Kala itu, semburat warna fajar telah menghiasi langit Jogja. Aku yang pagi itu masih terlelap harus segera menuju kamar mandi setelah mendengar berisiknya ayam jago berkokok. Pagi itu harusnya aku berencana untuk tidak masuk kuliah dan membiarkan diriku terlelap hingga matahari berada di atas kepala, namun aku teringat akan pertemuan singkatku dengan kakak kelas kemarin yang aku temui di sebuah restoran yang berada di daerah Sleman.
Waktu itu aku tak sengaja menyenggol tas punggunya yang ia letakkan di samping kursi makannya, mungkin kursi tersebut tidak muat untuk menampung dirinya sekaligus tas punggungnya yang memang terlihat sangat besar karena terisi penuh.
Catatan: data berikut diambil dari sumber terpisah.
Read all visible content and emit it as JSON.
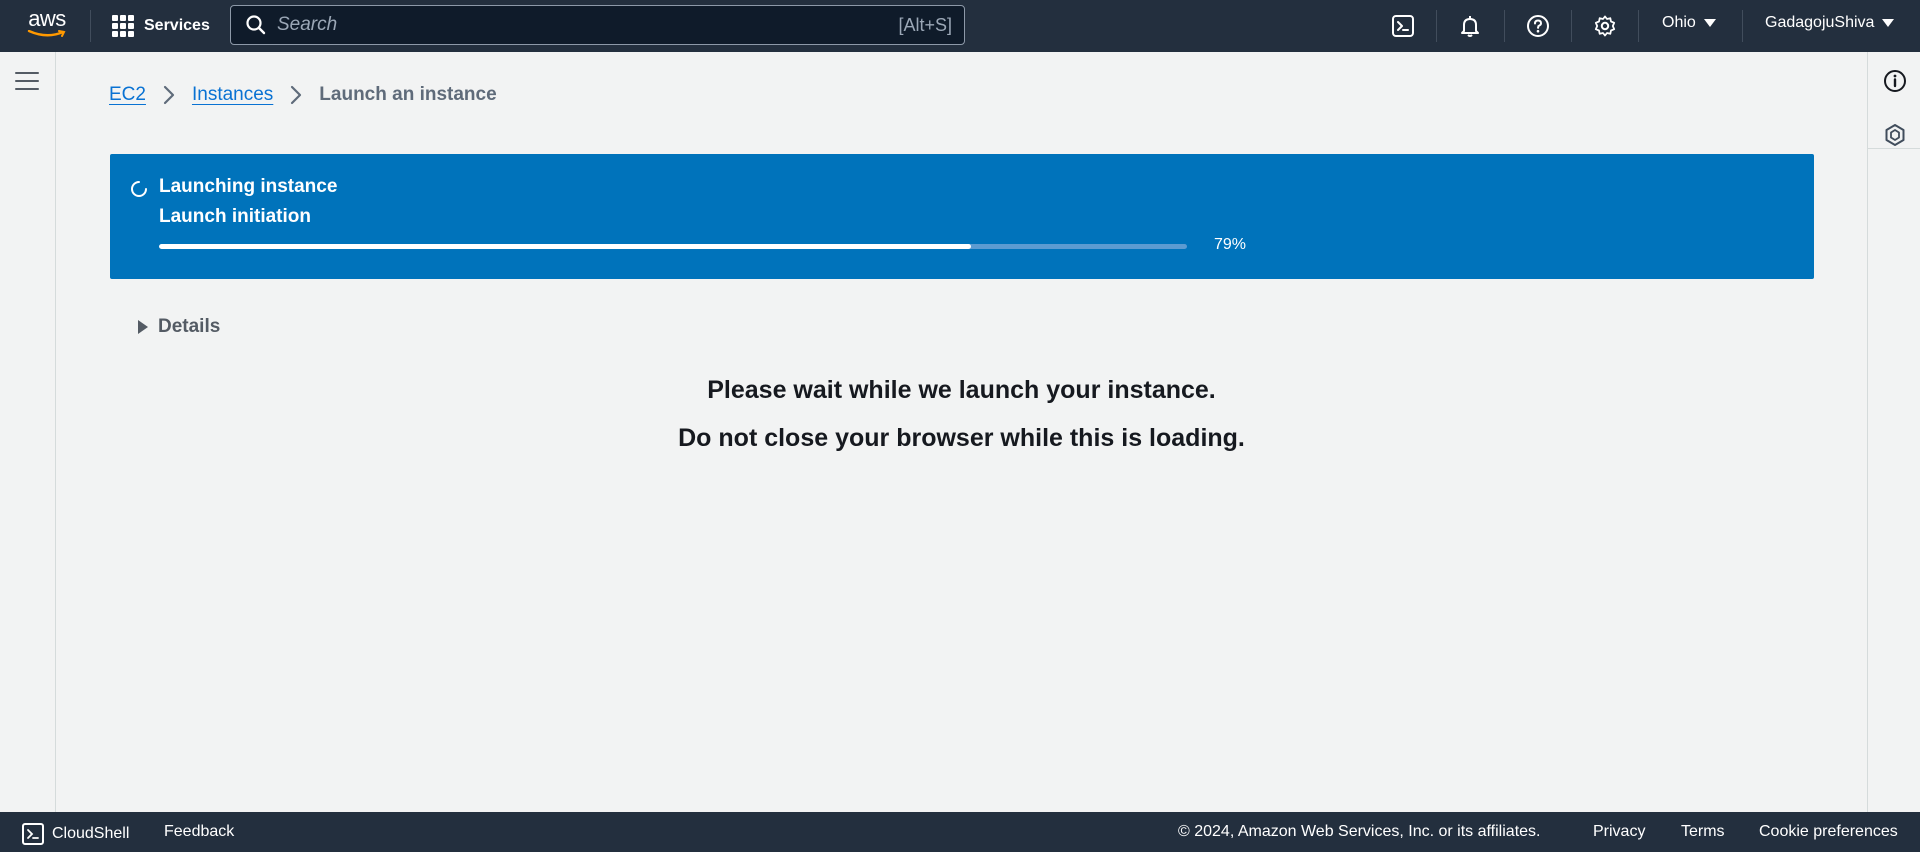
{
  "topnav": {
    "logo_text": "aws",
    "services_label": "Services",
    "search_placeholder": "Search",
    "search_shortcut": "[Alt+S]",
    "region": "Ohio",
    "user": "GadagojuShiva",
    "icons": [
      "cloudshell-icon",
      "bell-icon",
      "help-icon",
      "settings-icon"
    ]
  },
  "breadcrumb": {
    "items": [
      {
        "label": "EC2"
      },
      {
        "label": "Instances"
      },
      {
        "label": "Launch an instance"
      }
    ]
  },
  "flash": {
    "title": "Launching instance",
    "subtitle": "Launch initiation",
    "progress": 79,
    "progress_label": "79%",
    "color": "#0073bb"
  },
  "details": {
    "label": "Details"
  },
  "messages": {
    "line1": "Please wait while we launch your instance.",
    "line2": "Do not close your browser while this is loading."
  },
  "footer": {
    "cloudshell": "CloudShell",
    "feedback": "Feedback",
    "copyright": "© 2024, Amazon Web Services, Inc. or its affiliates.",
    "privacy": "Privacy",
    "terms": "Terms",
    "cookies": "Cookie preferences"
  },
  "colors": {
    "nav_bg": "#232f3e",
    "link": "#0972d3",
    "page_bg": "#f2f3f3",
    "aws_smile": "#ff9900"
  }
}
Aku berjalan tergesa-gesa setelah mengambil pesanan makanan yang dipesan orang tuaku, tak melihat arah jalan akupun berjalan dengan cepatnya. Tiba-tiba kakiku kesakitan, karena ada sesuatu yang berat menghantam kakiku.
Saat itu aku sangat kesal, padahal hari itu aku sudah bermaksud untuk menghabiskan liburan bersama teman-teman untuk sekedar jalan-jalan ke pantai, sehingga aku harus berjalan cepat untuk segera sampai dirumah meletakkan pesanan orang tuaku dan segera pergi. Setelah aku lihat, ternyata tas yang aku tendang tadi, dan sekarang tas tersebut tergeletak dengan sembarangan dilantai dan isinya berhamburan kemana-mana.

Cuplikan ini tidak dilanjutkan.